Frodebu. Uprona. C’était le nom des deux grandes formations politiques qui se disputaient les élections présidentielles du 1er juin 1993, après trente années d’un règne sans partage de l’Uprona. On n’entendait plus que ces deux mots toute la journée. À la radio, à la télévision, dans la bouche des adultes. Comme Papa ne voulait pas qu’on s’occupe de politique, j’écoutais ailleurs quand on en parlait.

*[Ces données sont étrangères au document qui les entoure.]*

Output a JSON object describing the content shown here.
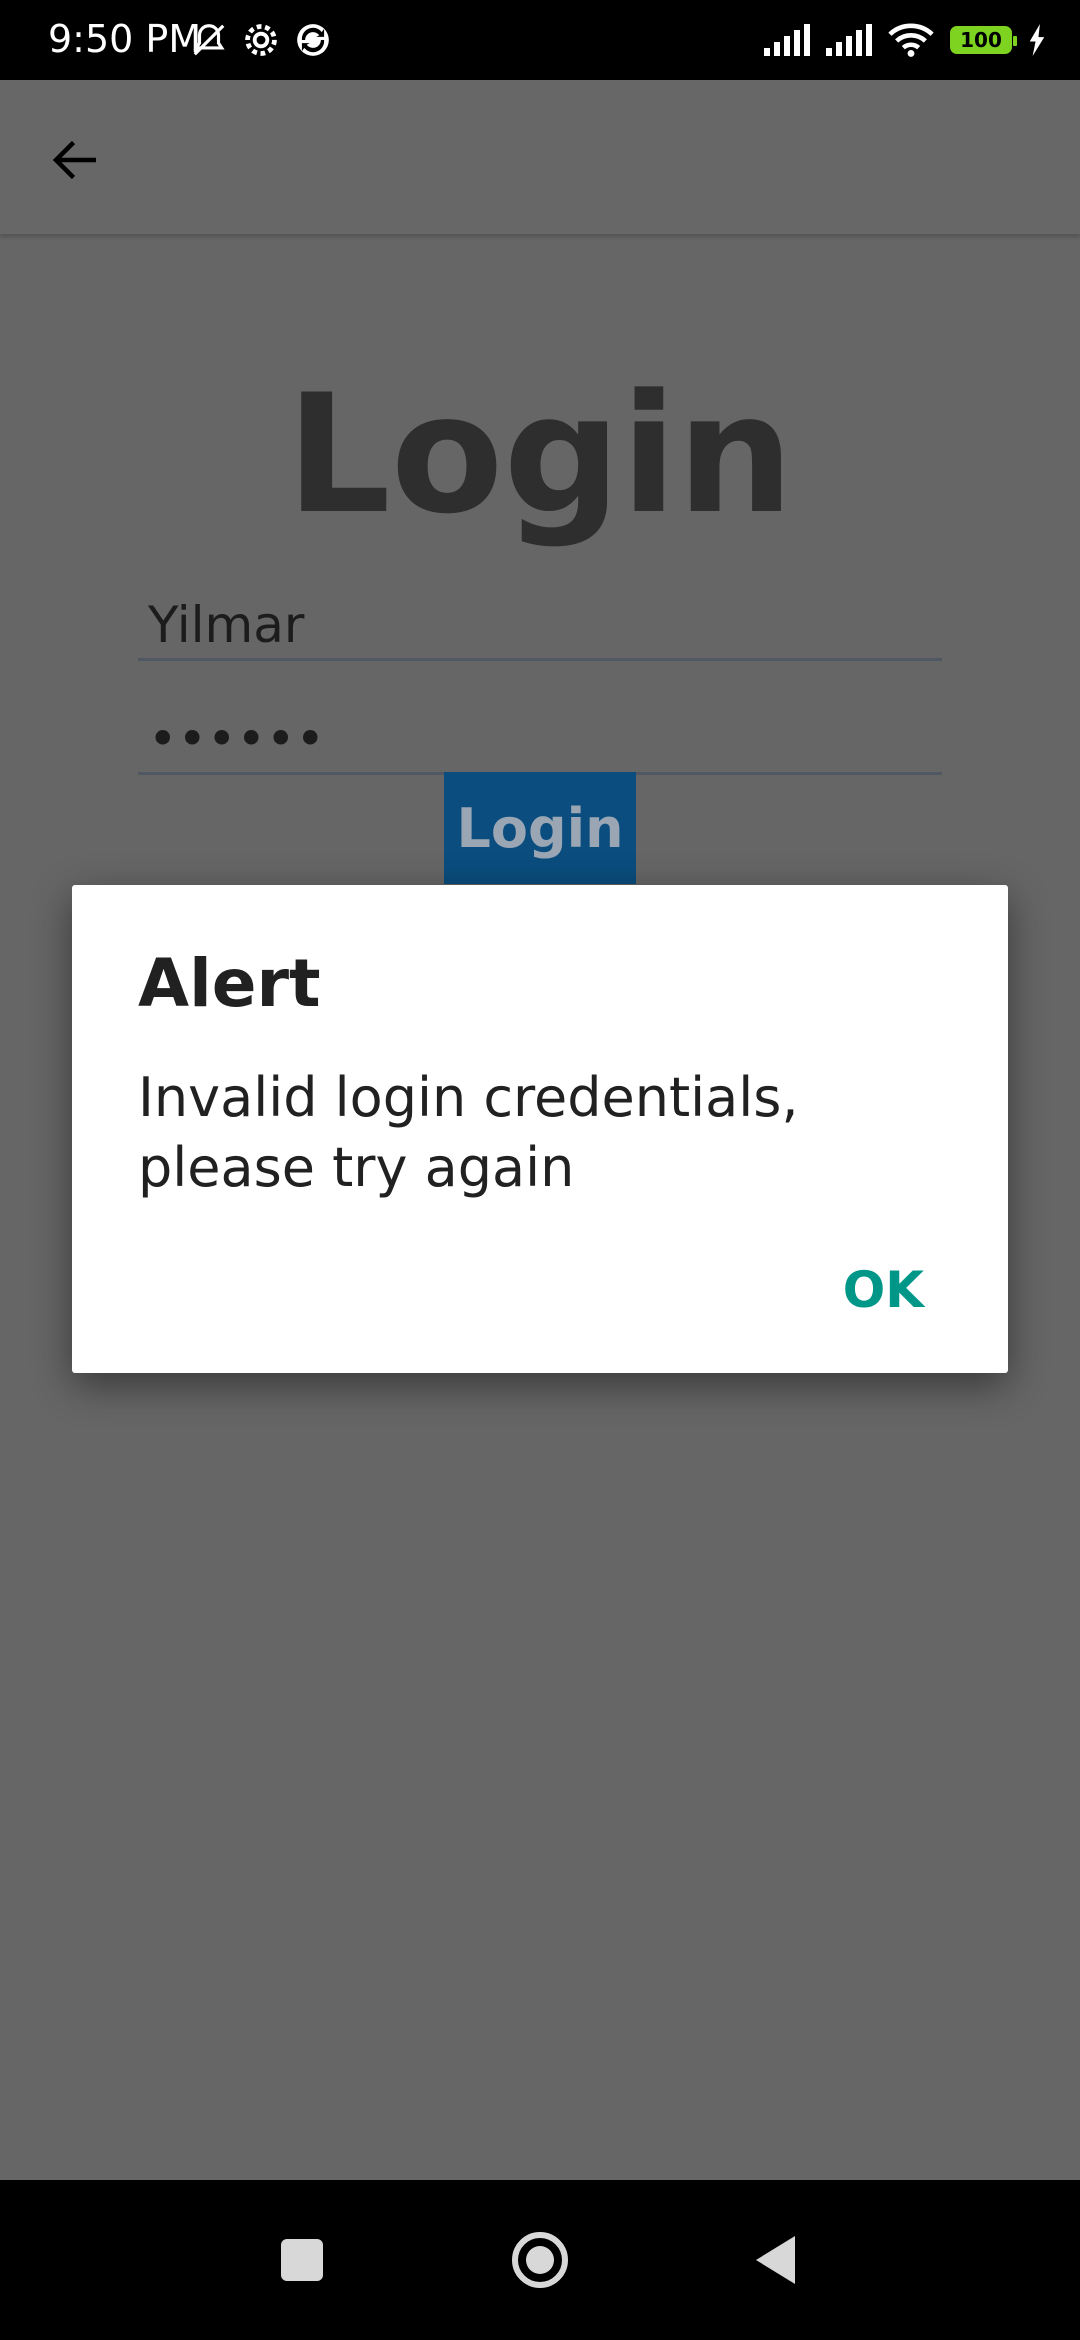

Dans tout le pays, la campagne électorale prenait des allures de fête. Les partisans de l’Uprona s’habillaient avec des tee-shirts et des casquettes rouge et blanc, et quand ils se croisaient, ils se faisaient un signe avec les trois doigts du milieu levés. Les supporters du Frodebu avaient choisi le vert et blanc et leur signe de ralliement était un poing levé. Partout, sur les places publiques, dans les parcs et les stades, on chantait, on dansait, on riait, on organisait de grandes kermesses tonitruantes. Prothé, le cuisinier, n’avait plus que le mot démocratie en bouche. Même lui, toujours sérieux avec sa mine de chien battu, avait changé. Parfois, je le surprenais dans la cuisine à tortiller ses fesses de paludéen et à chanter d’une voix de crécelle : « Frodebu Komera ! Frodebu Komera ! » (« Frodebu ça va ! ») Quel plaisir de voir la gaieté que la politique procurait ! C’était une joie comparable à celle des matchs de football du dimanche matin. Je comprenais encore moins pourquoi Papa refusait que les enfants parlent de tout ce bonheur, de ce vent de renouveau qui décoiffait les cheveux des gens et remplissait leurs cœurs d’espoir.
La veille de l’élection présidentielle, j’étais installé sur les marches de la cuisine, dans la cour arrière de la maison, occupé à éclater les tiques du chien et à lui retirer des vers de cayor. Prothé, accroupi, lavait le linge devant l’évier écaillé en fredonnant un chant religieux. Après avoir rempli une grande bassine d’eau et versé le contenu d’une boîte de lessive OMO, il avait plongé la pile de linge dans le liquide bleu. Donatien, assis sur une chaise en face de nous, cirait ses chaussures. Il portait un abacost anthracite et un peigne en plastique était planté dans ses cheveux.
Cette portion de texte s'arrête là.